2',3'-二化核酸化物の総合的な構造研究:理論,溶液,固体状態の比較
Joseph J Barchi1, Rajeshri G Karki, Marc C Nicklaus
1Laboratory of Medicinal Chemistry, National Cancer Institute, Frederick, National Institutes of Health, 376 Boyles Street, P.O. Box B, Frederick, Maryland 21702, USA. barchi@helix.nih.gov
Journal of the American Chemical Society
|June 19, 2008
まとめ
この研究では,フッ素原子が核酸構造にどのように影響するかを調査した. フロリン (fluorine) とは
科学分野:
- 薬用化学 薬用化学について
- 有機化学 オーガニック・ケミストリー
- コンピューティング・ケミストリー
背景:
- 核酸化物の構成は,生物学的活動に極めて重要です.
- フッ素の置換は,ニュクレオシドの性質を大幅に変化させることができます.
- ヌクレオシド構造におけるフッ素の役割を理解することは,薬剤設計の鍵です.
研究 の 目的:
- ヌクレオシドにおけるフラーノース環に対する近隣のフッ素原子の構成的影響を解明する.

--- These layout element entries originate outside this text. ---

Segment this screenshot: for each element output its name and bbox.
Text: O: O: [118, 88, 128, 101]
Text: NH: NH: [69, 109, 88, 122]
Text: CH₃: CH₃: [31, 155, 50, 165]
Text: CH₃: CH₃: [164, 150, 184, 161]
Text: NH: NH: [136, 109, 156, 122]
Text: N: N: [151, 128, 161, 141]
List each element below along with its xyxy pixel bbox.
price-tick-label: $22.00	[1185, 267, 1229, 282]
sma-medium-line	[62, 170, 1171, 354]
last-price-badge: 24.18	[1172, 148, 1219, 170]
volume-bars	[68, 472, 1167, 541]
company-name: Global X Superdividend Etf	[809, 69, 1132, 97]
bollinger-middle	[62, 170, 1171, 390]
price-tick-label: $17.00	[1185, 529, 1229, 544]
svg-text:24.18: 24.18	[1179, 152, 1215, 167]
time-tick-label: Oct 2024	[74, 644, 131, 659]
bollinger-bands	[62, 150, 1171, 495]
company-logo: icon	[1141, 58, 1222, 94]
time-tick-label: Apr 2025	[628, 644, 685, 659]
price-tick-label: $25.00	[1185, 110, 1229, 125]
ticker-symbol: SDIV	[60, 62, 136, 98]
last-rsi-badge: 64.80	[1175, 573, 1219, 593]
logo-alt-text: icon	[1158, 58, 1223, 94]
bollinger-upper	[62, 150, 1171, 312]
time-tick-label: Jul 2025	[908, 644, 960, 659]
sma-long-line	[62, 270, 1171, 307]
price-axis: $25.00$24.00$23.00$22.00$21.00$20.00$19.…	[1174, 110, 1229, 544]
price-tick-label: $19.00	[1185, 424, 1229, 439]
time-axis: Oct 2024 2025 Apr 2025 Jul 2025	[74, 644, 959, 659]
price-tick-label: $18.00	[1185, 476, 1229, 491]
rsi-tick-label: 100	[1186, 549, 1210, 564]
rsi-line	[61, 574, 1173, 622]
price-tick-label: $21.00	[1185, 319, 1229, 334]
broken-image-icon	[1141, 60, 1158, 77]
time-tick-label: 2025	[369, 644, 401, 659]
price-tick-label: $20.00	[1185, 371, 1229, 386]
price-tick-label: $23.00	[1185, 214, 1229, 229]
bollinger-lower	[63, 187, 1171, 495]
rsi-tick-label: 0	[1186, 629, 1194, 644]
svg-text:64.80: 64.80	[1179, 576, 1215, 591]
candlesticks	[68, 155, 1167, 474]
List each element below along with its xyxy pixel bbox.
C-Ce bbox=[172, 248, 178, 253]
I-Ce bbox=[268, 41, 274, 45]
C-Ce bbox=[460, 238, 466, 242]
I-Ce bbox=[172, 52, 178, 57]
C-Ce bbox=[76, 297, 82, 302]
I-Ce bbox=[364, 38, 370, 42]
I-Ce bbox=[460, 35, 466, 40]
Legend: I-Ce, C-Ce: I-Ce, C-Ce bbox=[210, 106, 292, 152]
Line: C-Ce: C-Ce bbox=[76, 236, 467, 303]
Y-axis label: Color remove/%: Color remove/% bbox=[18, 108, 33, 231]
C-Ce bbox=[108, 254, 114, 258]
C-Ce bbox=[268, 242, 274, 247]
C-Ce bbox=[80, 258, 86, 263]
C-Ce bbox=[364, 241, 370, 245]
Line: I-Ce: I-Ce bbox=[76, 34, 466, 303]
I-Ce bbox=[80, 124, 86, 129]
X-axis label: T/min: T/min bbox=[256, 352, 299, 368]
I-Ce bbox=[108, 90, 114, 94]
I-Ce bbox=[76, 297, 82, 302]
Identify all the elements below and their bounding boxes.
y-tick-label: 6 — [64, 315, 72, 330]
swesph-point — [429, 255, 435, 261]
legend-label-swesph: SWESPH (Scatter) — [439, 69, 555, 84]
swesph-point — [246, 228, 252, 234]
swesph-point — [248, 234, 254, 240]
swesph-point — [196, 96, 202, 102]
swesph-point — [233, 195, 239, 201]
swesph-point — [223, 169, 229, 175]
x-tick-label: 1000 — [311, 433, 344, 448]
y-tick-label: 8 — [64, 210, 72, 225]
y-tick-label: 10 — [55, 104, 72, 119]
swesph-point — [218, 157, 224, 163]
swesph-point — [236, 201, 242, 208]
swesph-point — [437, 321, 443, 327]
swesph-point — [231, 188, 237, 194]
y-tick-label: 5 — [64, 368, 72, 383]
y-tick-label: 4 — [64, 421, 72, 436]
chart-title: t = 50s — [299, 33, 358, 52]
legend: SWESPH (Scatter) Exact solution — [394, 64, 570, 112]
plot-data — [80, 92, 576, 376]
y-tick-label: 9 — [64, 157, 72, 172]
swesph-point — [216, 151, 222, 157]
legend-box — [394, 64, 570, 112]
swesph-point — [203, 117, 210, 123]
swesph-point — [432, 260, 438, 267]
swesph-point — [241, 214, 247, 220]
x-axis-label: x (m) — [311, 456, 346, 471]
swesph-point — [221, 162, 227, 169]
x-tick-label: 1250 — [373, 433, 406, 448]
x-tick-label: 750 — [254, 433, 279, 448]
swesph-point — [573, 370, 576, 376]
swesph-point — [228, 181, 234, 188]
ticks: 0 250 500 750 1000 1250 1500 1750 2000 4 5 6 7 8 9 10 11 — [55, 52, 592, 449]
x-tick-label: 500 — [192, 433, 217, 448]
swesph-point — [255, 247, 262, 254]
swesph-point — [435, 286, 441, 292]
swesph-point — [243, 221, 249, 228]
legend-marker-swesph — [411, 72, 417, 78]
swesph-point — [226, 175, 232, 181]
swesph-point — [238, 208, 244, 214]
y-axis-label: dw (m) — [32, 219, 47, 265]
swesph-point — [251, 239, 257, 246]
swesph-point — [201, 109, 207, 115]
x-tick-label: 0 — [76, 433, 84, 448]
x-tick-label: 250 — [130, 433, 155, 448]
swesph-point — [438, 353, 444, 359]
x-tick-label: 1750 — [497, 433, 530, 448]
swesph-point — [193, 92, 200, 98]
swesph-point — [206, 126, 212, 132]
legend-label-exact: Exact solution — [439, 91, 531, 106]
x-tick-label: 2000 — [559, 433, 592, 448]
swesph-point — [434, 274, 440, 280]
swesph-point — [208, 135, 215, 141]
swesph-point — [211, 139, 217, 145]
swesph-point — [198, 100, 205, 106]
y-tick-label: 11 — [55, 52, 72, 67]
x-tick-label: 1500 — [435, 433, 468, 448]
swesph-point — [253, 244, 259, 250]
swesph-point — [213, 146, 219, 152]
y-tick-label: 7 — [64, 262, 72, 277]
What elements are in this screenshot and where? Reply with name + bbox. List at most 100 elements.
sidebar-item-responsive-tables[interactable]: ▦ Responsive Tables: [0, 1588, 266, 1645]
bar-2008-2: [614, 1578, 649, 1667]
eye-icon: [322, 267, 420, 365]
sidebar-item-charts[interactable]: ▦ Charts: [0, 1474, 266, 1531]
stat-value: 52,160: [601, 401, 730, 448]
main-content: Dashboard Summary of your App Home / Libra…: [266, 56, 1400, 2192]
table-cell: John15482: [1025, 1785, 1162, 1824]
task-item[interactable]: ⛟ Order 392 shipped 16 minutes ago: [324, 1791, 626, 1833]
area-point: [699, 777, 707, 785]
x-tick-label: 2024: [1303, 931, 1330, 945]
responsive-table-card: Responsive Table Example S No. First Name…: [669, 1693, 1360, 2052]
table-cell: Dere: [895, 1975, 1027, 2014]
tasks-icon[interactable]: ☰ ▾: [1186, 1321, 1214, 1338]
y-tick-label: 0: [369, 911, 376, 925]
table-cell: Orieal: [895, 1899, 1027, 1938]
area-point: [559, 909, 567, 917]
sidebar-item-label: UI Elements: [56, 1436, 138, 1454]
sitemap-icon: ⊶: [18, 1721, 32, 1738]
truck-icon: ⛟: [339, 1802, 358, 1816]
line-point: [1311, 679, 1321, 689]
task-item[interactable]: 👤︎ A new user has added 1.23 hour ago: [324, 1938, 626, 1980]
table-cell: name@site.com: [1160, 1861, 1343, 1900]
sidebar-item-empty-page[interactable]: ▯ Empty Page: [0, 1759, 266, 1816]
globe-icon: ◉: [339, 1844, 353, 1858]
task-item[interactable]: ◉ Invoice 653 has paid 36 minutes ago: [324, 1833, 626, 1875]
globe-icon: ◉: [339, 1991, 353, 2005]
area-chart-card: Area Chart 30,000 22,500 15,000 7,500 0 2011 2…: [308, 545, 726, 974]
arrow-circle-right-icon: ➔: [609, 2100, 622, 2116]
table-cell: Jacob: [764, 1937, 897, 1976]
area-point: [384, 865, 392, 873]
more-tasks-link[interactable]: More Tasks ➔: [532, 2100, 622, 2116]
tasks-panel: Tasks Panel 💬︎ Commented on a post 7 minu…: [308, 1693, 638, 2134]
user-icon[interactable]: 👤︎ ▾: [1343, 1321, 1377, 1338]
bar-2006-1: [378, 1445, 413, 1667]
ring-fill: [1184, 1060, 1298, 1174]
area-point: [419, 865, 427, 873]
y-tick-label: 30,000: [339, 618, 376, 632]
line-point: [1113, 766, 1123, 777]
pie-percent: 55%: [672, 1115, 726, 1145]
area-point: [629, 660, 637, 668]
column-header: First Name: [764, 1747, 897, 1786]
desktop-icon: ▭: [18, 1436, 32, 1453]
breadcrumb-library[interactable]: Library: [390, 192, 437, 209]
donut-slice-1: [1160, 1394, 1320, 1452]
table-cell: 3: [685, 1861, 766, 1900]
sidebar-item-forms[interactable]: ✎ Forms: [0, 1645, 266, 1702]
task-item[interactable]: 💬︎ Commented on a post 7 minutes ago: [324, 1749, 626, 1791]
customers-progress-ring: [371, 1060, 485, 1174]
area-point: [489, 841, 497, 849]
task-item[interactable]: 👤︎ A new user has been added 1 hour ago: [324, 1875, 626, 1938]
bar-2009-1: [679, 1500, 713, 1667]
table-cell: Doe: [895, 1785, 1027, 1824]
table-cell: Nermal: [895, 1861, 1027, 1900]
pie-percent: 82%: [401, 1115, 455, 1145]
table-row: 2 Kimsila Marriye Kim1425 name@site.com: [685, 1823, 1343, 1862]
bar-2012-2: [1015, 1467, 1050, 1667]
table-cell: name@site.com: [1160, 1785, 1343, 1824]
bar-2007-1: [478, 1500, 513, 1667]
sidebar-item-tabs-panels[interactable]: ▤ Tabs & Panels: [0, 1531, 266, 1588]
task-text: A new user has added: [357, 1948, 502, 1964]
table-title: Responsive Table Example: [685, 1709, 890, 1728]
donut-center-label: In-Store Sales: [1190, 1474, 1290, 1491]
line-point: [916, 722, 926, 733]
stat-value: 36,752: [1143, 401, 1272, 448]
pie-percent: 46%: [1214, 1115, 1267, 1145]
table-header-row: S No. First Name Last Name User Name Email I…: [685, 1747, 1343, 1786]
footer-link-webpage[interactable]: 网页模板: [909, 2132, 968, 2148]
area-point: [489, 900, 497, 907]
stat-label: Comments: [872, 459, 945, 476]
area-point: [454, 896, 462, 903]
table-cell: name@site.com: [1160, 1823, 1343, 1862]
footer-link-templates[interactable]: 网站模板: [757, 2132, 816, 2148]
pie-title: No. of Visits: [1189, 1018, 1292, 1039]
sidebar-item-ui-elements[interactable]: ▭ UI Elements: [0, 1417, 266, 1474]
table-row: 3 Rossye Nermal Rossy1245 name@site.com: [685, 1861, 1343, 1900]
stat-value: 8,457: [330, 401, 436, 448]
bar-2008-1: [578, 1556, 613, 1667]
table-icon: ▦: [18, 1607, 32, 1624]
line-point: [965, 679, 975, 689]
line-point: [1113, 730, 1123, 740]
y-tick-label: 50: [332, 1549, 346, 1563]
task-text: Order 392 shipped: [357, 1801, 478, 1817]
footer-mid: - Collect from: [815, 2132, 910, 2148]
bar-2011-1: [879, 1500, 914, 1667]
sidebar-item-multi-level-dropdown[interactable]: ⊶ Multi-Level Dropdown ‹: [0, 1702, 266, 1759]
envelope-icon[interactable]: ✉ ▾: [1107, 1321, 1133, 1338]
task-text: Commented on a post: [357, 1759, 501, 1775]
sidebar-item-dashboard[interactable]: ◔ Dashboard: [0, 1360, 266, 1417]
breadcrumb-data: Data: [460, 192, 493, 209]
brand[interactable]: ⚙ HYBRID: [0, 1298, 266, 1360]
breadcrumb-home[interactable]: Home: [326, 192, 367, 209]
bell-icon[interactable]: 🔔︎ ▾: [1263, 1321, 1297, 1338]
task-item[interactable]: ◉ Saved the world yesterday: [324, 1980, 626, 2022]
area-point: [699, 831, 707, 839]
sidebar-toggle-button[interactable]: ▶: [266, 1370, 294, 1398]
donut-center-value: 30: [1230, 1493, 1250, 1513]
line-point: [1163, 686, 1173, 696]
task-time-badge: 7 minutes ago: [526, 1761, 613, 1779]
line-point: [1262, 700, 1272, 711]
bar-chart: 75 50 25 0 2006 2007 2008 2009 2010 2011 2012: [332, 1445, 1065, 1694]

- C2'およびC3'フッ素原子の糖質の偏好を決定する特定の役割を定義する.
- ニュクレオシド構造にフッ素が及ぼす影響のモデルを開発する.
主な方法:
- 固体構造の決定のためのX線結晶学.
- 溶液状態の構成分析のための核磁気共振 (NMR) スペクトロスコーピー (1Hと19F).
- 構成パラメータと理論モデルを導き出すための Ab initio 計算.
- PSEUROTプログラムを使用した適合性分析.
主要な成果:
- 識別された好みの砂糖パッカーは,二酸化フッ素尿素核酸化物.
- gauche 効果と antiperiplanar 効果の両方が,周辺のフッ素原子の偽二軸的配置に寄与することを実証しました.
- 固体構造と相関する溶液状態構造と理論的な予測.
結論:
- C2'およびC3'のバイシナルフッ素原子は,フーラノースのリングパックリングを著しく影響する.
- ニュクレオシド構成の調節におけるフッ素の多面的な役割に関するモデルが提案されました.
- 発見は,治療用途のためのフッ素核酸化物アナログの設計に関する洞察を提供します.